En 2009, à Lyon, un sans-abri est battu à mort par des vigiles alors qu'il buvait une bière subtilisée dans un magasin. Ce terrible fait divers a inspiré à Laurent Mauvignier un texte court, poignant, d'une force à couper le souffle.
En effet, le souffle est quasi absent de ce monologue d'une seule traite, sans points ni virgules,seulement ponctué de quelques points d'interrogation, oscillant entre le "il" et "je", semant le doute sur l'identité du narrateur et du destinataire du texte (le frère de la victime a priori). Un doute certes perturbant mais au fond, cette question devient de moins en moins essentielle au fil de la lecture.
Ce qui importe, c'est cette écriture virtuose, emplie de rage, qui redonne chair à celui qui a perdu la vie pour un motif aussi absurde que révoltant, celui que notre société a oublié au point de ne plus voir en lui qu'un "tee-shirt", une "ombre". Celui qui erre, dont on ne sait plus qu'il est toujours un être humain, de chair et de sang. L'atroce fait divers prend sous la plume de Laurent Mauvignier une dimension universelle et interroge sur une société tout entière malade de sa violence et de son indifférence.

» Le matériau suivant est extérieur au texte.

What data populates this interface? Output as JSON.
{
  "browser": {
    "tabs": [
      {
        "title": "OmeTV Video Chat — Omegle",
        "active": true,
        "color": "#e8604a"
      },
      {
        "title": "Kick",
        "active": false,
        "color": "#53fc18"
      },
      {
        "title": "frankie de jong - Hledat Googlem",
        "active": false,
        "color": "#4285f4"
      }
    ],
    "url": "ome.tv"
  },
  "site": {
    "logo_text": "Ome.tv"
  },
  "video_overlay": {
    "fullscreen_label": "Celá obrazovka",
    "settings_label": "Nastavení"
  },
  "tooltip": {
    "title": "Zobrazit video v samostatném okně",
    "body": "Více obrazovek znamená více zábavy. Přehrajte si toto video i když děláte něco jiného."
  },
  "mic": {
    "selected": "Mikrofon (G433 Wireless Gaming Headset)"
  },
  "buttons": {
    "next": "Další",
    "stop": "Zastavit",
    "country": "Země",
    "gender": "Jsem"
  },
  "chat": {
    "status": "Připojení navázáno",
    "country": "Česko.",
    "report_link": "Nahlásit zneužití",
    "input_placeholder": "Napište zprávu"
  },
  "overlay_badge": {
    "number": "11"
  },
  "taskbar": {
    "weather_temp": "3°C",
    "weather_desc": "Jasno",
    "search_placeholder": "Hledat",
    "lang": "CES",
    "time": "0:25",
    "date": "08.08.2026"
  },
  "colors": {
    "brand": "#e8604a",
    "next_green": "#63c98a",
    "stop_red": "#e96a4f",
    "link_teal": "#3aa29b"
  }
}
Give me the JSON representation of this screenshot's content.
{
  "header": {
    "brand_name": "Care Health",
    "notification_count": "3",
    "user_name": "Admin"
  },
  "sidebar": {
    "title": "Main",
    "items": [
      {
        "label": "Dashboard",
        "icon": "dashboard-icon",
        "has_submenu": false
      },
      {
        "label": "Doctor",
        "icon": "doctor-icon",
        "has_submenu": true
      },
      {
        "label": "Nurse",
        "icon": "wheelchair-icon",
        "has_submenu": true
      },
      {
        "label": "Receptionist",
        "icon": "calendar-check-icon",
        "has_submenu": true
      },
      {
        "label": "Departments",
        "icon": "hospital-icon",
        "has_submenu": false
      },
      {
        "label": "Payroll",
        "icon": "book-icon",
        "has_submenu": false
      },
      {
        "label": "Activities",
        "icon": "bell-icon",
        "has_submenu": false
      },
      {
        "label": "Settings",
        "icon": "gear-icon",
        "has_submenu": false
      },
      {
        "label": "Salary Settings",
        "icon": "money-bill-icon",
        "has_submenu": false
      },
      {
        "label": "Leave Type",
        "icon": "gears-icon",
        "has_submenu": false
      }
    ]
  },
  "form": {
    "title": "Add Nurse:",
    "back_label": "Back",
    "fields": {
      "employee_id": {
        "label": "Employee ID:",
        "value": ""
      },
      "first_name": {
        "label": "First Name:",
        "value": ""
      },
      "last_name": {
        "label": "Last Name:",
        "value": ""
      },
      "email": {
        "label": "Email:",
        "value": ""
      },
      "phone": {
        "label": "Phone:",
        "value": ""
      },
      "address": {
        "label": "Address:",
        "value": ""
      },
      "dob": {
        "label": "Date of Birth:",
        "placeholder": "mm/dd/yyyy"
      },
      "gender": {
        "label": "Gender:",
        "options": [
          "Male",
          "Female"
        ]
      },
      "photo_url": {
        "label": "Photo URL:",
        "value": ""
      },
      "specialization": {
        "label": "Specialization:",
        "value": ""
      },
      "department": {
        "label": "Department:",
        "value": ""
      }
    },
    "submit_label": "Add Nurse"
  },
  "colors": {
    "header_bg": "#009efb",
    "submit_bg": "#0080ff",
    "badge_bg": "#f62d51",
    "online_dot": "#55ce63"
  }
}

Une lecture qui malgré sa brièveté (une soixantaine de pages) nécessite d'avoir le coeur bien accroché. La violence de l'acte et la mort qui suit sont décrites avec un réalisme, une precision qui font froid dans le dos.
Mauvignier fait partie de ces écrivains que j'admire, la puissance de son écriture est unique, les coups qu'il assène sont une nécessité, avec lui la littérature redevient une arme contre la barbarie et l'oubli.
"il est injuste de mourir à cause d’une canette de bière, est-ce qu’en amassant de quoi remplir le caddie le procureur aurait trouvé que c’était le juste prix et que ça ne valait pas plus ?"
A lire de toute urgence, comme mon amie Laure et moi l'avons fait, et beaucoup d'autres aussi ( nombreux commentaires sur Babelio)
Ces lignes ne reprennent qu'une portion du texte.